Hit bad drivers in wallet, make training mandatory

Armchair Mayor
By Mel Rothenburger
March 8, 2018 - 5:00am
Image Credit: CFJC Today

The B.C. government’s latest public-input exercise is underway and this time it’s about auto insurance.

The overall objective is logical: make bad drivers pay more for insurance, while good drivers pay less.

Nothing gets people’s attention and modifies behavior like hitting them in the pocket book if they don’t follow the rules. Together with a fine of a couple of thousand dollars for distracted driving, tougher insurance guidelines should make a big difference.

And, we’re being asked for our opinions.

When you look at the survey we’re asked to fill out, though, one gets the impression it’s designed to justify what the government and ICBC already want to do.

Be aware It requires some background reading and it’s lengthy at about 20 minutes.

It strays heavily from opinion questions into data collection, asking for such things as where we’re from, how often we drive, how long we’ve been in B.C., where we got our first driver’s licence.

Why does ICBC want to know how much money we make? What does that have to do with driving safety and auto insurance?

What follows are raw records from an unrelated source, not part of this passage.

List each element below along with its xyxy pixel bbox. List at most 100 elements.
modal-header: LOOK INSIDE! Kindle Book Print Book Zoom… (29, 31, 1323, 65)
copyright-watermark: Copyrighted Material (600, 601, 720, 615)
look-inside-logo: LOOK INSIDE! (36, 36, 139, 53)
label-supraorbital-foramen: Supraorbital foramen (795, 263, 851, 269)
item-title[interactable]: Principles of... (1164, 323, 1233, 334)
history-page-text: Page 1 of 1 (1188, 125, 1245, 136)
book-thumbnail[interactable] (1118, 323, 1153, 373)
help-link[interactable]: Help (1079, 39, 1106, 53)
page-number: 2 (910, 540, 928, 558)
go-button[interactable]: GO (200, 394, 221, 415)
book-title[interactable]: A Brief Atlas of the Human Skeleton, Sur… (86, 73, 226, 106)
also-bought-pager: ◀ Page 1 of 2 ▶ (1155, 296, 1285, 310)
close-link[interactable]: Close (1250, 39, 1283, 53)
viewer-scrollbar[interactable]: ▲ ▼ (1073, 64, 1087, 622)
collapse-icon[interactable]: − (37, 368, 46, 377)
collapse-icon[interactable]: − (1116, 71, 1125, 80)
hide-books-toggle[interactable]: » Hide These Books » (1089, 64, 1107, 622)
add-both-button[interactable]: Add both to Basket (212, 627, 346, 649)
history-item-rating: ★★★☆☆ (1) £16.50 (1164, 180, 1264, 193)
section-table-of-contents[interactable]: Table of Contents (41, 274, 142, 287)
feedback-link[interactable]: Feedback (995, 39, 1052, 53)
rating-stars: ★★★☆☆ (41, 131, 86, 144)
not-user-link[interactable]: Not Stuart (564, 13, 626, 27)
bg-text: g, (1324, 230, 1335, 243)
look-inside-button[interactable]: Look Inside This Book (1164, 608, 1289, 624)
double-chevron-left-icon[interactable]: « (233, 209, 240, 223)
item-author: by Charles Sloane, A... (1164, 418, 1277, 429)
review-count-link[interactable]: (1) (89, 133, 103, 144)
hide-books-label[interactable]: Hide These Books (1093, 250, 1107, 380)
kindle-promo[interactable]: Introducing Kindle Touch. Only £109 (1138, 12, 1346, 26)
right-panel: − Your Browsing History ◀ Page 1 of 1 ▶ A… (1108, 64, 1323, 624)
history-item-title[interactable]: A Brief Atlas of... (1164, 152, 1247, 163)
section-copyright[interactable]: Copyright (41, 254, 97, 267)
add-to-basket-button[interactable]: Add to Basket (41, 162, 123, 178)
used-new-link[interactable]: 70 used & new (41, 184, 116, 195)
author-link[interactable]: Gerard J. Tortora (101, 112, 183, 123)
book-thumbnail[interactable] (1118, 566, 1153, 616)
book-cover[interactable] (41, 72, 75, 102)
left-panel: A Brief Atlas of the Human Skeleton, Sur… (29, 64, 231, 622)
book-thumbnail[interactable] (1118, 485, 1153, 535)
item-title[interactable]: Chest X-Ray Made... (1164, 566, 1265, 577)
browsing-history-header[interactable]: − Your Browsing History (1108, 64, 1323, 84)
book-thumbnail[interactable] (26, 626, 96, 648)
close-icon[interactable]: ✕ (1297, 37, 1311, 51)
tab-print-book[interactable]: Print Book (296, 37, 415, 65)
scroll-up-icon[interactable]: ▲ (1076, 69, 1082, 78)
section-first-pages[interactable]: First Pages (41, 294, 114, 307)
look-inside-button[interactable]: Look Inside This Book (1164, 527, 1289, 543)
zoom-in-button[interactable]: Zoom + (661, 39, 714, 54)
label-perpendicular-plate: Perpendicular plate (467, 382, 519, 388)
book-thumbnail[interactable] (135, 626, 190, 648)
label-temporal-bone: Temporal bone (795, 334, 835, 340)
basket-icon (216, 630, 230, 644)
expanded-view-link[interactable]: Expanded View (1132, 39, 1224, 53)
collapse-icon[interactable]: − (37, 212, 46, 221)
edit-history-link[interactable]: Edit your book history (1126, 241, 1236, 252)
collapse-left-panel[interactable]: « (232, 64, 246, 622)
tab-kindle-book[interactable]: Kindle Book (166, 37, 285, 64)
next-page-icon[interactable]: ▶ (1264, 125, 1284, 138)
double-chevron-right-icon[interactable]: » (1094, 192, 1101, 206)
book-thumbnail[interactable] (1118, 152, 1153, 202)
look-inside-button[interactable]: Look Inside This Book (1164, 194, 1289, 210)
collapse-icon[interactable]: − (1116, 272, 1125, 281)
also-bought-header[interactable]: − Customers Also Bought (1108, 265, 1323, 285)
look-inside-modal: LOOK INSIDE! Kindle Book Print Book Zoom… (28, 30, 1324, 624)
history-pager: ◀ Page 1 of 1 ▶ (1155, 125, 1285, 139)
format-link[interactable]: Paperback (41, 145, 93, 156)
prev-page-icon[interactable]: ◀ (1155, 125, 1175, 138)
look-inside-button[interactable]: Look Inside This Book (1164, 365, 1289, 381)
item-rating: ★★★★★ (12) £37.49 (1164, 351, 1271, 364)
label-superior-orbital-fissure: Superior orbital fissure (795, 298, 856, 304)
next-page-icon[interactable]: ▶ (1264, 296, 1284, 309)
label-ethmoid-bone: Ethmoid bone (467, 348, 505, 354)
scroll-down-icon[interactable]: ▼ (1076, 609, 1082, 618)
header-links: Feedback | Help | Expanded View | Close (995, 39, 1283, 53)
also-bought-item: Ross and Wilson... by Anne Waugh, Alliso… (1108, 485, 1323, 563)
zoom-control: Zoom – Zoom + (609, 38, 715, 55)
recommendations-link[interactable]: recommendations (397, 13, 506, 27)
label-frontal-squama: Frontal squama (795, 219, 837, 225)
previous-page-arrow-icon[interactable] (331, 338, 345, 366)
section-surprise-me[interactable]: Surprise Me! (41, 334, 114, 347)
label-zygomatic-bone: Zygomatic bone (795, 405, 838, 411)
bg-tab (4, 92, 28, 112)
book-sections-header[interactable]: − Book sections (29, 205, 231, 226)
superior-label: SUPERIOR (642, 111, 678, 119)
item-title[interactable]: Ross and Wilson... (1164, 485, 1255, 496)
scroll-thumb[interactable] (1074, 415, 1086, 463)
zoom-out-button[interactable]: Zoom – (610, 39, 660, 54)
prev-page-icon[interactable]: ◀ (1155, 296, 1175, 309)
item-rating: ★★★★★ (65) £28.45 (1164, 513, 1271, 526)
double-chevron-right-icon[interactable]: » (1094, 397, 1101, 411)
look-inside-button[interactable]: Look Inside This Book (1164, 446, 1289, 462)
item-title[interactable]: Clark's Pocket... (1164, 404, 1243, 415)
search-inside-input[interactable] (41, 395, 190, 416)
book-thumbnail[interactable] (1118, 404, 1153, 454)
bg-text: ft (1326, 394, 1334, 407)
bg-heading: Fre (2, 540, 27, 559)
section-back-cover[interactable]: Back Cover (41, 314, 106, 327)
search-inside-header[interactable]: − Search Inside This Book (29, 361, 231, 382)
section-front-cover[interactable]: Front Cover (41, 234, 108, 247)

And if somebody drives further than somebody else, what does it matter as long as they both drive safely? Really, do we need to get into submitting photos of our odometers to prove how far we’ve driven, as proposed in the survey?

In some cases, “I don’t know” or “No opinion” is accepted as an answer to a question, but a lot of others are “mandatory” and you get blocked if you don’t answer.

Still, the province is heading in the right direction but besides hitting us in the wallet, there’s another solution that keeps getting overlooked: mandatory driver training.

Not just a suggestion or incentive as it is now. Mandatory.

If every new driver was required to take training from an accredited driving school, and experienced drivers were required to re-train every five or 10 years in a condensed program, you can bet skills and safety would rise significantly.

There would, of course, be substantial costs to it, but given the costs of bad driving, it would be a good investment.

Drivers can take the survey until 4 p.m. on April 5.

I’m Mel Rothenburger, the Armchair Mayor.